In response to an FT article by Martin Wolf on 7th October 2014, entitled 'We are trapped in a cycle of credit booms'
http://www.ft.com/cms/s/0/1a9f058e-4d43-11e4-bf60-00144feab7de.html#ixzz3FUTLliE7
Bravo Mr Wolf! An article about the crucial issue of 'debt' is a refreshing change from the huge tonnage of scribblings the paper produces on aggregate demand.
We have indeed made a "Faustian bargain with private sector-driven credit booms" Mr Wolf. But it's worse than that - debt is inevitable in a system where money is created as debt and needs ever expanding debt to prevent it from collapsing on itself.
We have made a Faustian pact with a banking system that waves credit into existence, charges people interest on it, pockets the spoils in the good times, and gets it's lackeys in the government to fleece the plebs when the Ponzi scheme collapses, as it inevitable does.
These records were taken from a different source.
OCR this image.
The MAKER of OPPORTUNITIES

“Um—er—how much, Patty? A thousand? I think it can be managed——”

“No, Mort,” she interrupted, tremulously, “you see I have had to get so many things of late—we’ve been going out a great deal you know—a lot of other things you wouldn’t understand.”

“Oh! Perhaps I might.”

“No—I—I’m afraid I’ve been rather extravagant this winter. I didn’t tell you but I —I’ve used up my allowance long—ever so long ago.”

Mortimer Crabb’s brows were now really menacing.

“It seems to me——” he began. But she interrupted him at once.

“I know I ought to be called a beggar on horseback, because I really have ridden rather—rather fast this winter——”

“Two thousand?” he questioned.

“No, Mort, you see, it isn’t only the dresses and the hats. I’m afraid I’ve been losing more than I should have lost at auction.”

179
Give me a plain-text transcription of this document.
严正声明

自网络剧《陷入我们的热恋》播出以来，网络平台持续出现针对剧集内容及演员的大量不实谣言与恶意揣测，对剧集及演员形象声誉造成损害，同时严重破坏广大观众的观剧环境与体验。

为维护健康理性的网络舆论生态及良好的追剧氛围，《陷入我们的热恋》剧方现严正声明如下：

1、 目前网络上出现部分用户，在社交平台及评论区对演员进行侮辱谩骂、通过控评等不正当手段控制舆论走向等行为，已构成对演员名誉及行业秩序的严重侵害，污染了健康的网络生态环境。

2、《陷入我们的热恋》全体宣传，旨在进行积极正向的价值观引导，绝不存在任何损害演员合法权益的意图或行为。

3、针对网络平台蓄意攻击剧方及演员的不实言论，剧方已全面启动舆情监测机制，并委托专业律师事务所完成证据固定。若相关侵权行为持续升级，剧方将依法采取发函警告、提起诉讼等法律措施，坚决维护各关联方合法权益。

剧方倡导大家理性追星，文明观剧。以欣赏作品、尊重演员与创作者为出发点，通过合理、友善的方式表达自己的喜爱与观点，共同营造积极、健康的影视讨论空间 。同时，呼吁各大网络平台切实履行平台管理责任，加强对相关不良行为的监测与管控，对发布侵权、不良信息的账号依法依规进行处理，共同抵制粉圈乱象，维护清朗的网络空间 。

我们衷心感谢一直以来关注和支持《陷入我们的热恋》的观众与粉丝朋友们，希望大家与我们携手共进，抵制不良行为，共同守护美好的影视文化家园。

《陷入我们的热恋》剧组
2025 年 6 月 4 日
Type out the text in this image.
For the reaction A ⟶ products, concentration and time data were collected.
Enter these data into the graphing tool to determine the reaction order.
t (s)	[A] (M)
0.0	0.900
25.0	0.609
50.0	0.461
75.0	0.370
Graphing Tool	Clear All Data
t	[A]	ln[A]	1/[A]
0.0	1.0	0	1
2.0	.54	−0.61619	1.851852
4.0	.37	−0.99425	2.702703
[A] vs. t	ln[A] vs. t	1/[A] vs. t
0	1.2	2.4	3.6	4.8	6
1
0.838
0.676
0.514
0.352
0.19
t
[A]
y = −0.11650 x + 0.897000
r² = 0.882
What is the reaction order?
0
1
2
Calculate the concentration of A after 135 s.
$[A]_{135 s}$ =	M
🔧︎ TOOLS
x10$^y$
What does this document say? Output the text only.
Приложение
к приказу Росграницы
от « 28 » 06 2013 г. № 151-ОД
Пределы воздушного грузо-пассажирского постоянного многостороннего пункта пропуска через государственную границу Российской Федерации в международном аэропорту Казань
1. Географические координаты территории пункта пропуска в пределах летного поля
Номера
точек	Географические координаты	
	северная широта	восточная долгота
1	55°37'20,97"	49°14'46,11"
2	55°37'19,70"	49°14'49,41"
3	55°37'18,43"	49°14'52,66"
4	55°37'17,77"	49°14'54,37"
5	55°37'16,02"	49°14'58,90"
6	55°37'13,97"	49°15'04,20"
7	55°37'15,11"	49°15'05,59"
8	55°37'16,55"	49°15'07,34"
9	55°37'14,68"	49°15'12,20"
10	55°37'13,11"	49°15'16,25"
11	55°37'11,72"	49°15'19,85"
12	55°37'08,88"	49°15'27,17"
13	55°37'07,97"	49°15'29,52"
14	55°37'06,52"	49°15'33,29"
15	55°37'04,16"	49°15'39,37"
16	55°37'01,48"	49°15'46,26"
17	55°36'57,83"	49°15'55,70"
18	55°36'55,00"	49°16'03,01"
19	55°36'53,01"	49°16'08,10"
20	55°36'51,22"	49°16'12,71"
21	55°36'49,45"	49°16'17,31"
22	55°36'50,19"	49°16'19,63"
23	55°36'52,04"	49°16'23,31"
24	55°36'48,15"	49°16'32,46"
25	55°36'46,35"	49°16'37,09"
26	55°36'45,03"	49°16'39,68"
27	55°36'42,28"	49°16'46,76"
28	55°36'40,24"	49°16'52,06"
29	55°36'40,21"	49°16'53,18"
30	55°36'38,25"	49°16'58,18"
The root cause of our troubles is a fiat based monetary system with fractional reserve banking. It is sleight of hand and legalised theft of the highest order. It will collapse, as it has done every time in history it has been tried.
As for the US coming closest to getting it right, I think the US recovery is a chimera. Take the jobs report for example - 248k jobs sound great, until you look under the bonnet to see what's there - far too many part-time, minimum wage jobs for older people. There are other disturbing statistics in the report that the talking heads on CNBC and Fox don't seem to like talking about: For example: the civilian labour force for September is recorded as 155.9 million. In October 2008, just as the crisis was taking off, the figure was a million fewer at 154.9 million. Great you say, that's back to where we were! No it's not, for the simple reason that during the same period the working age civilian population rose from 234.6 million to 248.4 million; nearly 14 million. A ratio of 14:1 is not great by any standards - so never mind, we won't talk about that!
The debt problem has been brewing for decades, since the breakdown of Bretton Woods in 1971; in the nineties it reached the bend of the 'J' curve, since 2008/9 it has been exponential and I think we are now approaching the finale. It's been a long running serial, with central bankers as the star players - let's call it Debt Trek:
Debt...the final frontier…these are the voyages of the central bank 'Kill Enterprise'. Its five year mission: to explore strange new monetary tools, to seek out new zombies and new bubbles, to boldly go where no man, and now no woman have gone before.
You are right Mr Wolf - "A great deal more trouble surely lies ahead".